BELARUS NEWS AND ANALYSIS

DATE:

20/12/2010

Brutal violence in Minsk - blood, panic and arrests (News Feature)

By Gennady Kesner and Benedikt von Imhoff Dec 20, 2010, 16:09 GMT

Minsk - The polls had hardly closed and the violence escalated in authoritarian Belarus. By midnight police were breaking heads, the KGB was arresting opposition activists en masse - and Europe's 'last dictator' had been re-elected to office.

Aleksander Lukashenko, the former collective farm boss whose grip on the former Soviet republic appears firmer than ever, kept his promise on Sunday and turned his riot police loose on thousands of demonstrators and innocent passesr-by in the streets of Minsk.

Belarusian journalist Irina Chalip screamed shrilly into her microphone, as armed men wearing the gold-and-black eagle emblem of a picked special troops unit clubbed her down to the snow.

'The police are beating me,' cried the known well-known reporter in the middle of a live interview.

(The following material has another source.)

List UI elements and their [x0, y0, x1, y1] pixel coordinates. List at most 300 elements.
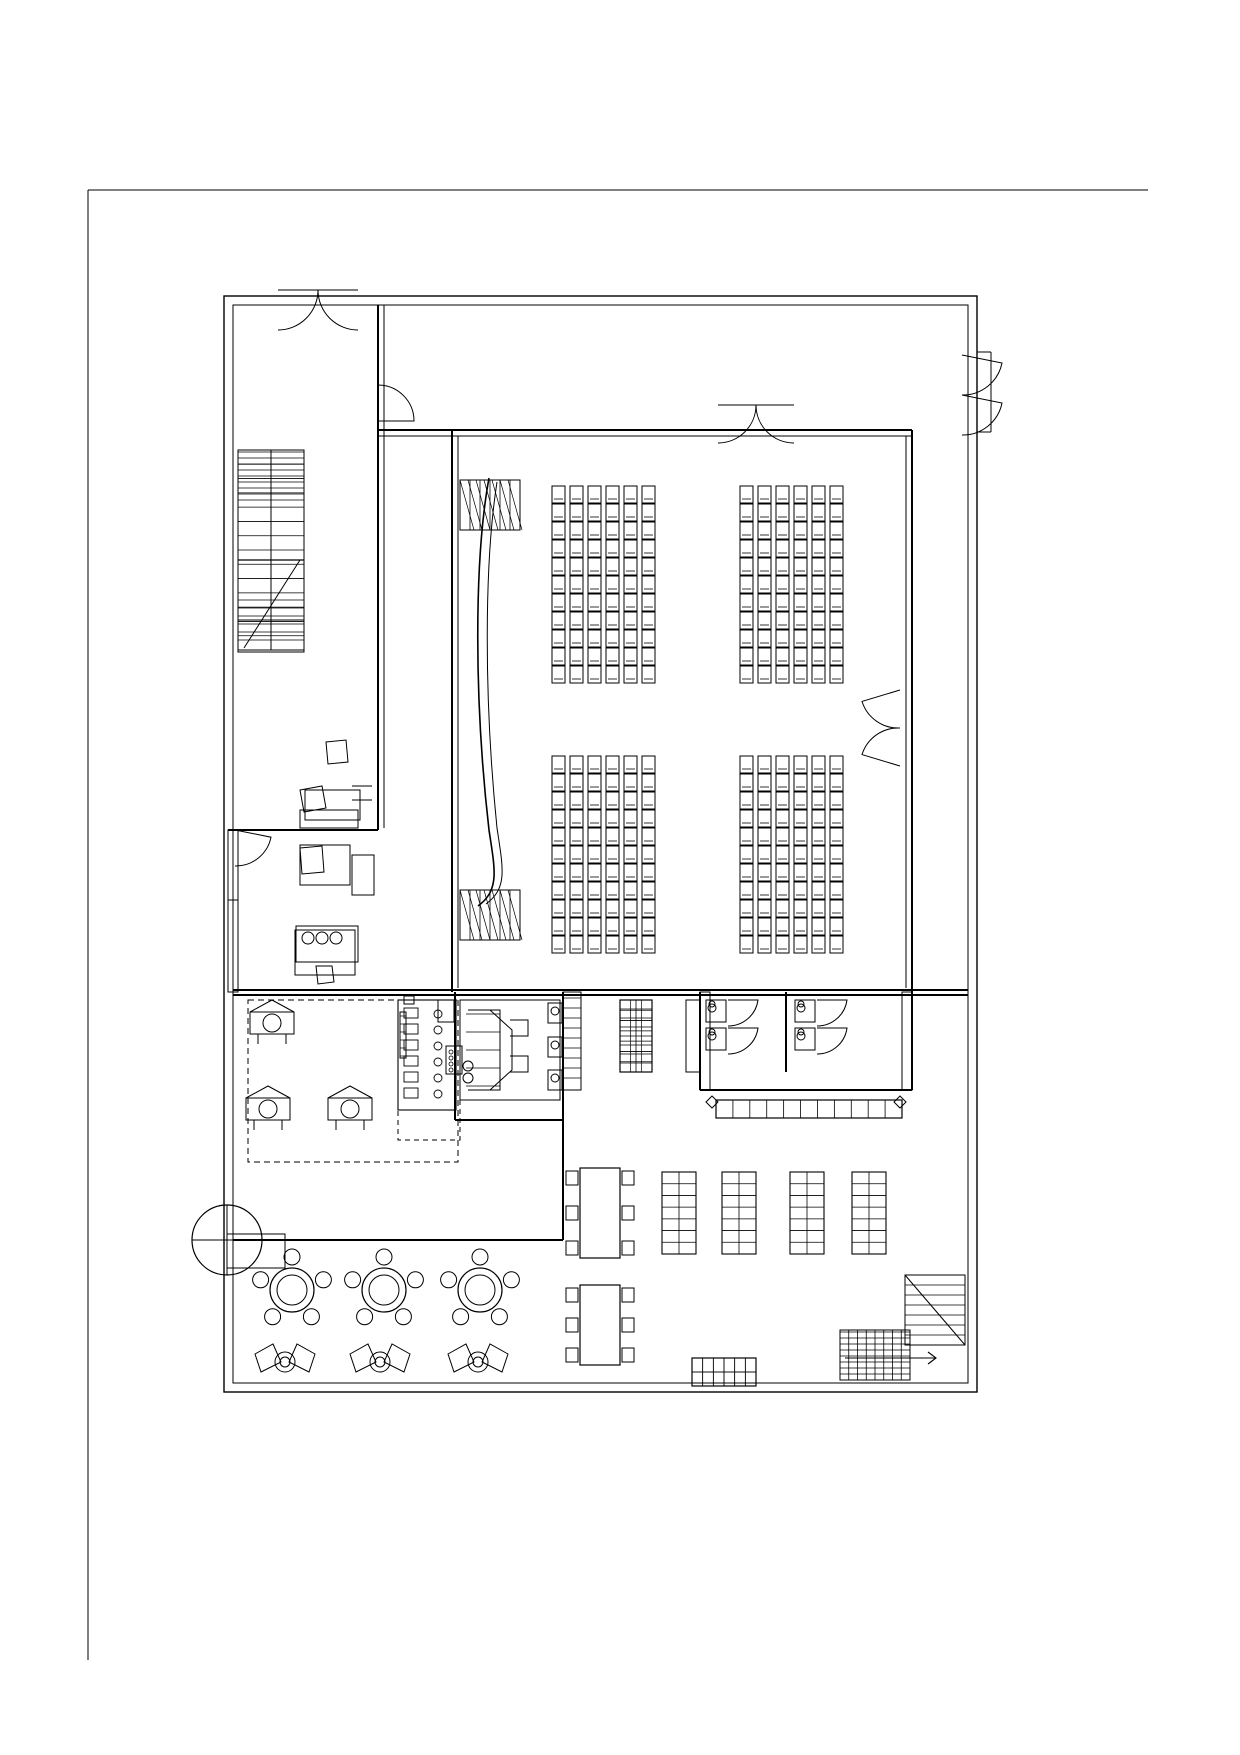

Her station lost its feed seconds later.

Heavily armed security forces put in their brutal attack near the seat of government, where hundreds of protesters had been chanting anti-Lukashenko slogans and others waving European Union banners.

Screams and the crash of glass shattering into shards echoed through the freezing cold winter night. Someone ignited a smoke bomb, and the panicked crowd surged to and fro.

An estimated 20,000 people had descended on Minsk's central squares to protest Lukashenko's re-election, charging he won it through massive vote fraud.

'We want the truth!' they shouted. 'Long live Belarus!'

Broken by the police phalanx, the demonstrators, some bleeding, beat a retreat across muddy cobblestones slick with slushy snow. Riot police followed, bludgeoning those too slow to escape.

A slip, a flurry, a stick to the head and a burly officer had given human rights activist Natalia Radinat a concussion.

'They are thrashing every one, elderly, women, teens, and of course the men,' reported Dmitriy Tarchov, a Russian TV reporter.

The police by the time their charge ended had swept Minsk's centre clear of demonstrators and had arrested seven of the nine opposition politicians who had run against Lukashenko, and thousands of their supporters.

KGB officers and uniformed cops followed up through the night and Monday morning, raiding offices and homes across the country. Christians, ethnic Poles, youth groups - the entire gamut of Lukashenko opponents was hit, according to news reports.

More than 2,000 anti-Lukashenko activists, their friends, relatives and people just caught accidentally in the dragnet were in police custody by midday, according to opposition officials.

But even a Sunday night collective beating of Lukashenko's enemies, the likes of which had not been seen in Belarus in years, has not united the country's badly-splintered opposition.

The radicals want to sweep away the regime, if necessary, with violence. The moderates argue for a dialogue, and some criticise the street protests as rash and violent.

'Now we all will suffer, those in power will take advantage of this,' said presidential nominee Yaroslav Romanchuk.

The day after, Lukashenko's Soviet-efficient Minsk city government did its job. The streets of the capital looked as if nothing had happened. All the wreckage from the night's fighting had disappeared, and Lukashenko's government appointees quickly returned to business as usual.

Lidia Eremoshina, head of Belarus' Central Election Commission, told reporters she felt Lukashenko's re-election was perfectly proper and fairly achieved.

Speaking at a press conference, she went on with almost - but not quite - a straight face to declare her 'deepest wish' for Christmas would be a gift in the form of a Organization of Security and Cooperation Europe declaration of her country's election processes as free and fair.

Unfortunately for Eremoshia, the Christmas Grinch for Belarus this year turned out to be a German diplomat, who displayed no sense of humor at all during his own Monday meeting with Minsk reporters.

Belarus' Sunday vote returning Aleksander Lukashenko to office was undemocratic and nowhere near the standards of European democracy, said Geert-Hinrich Ahrens, head of the OSCE observer mission.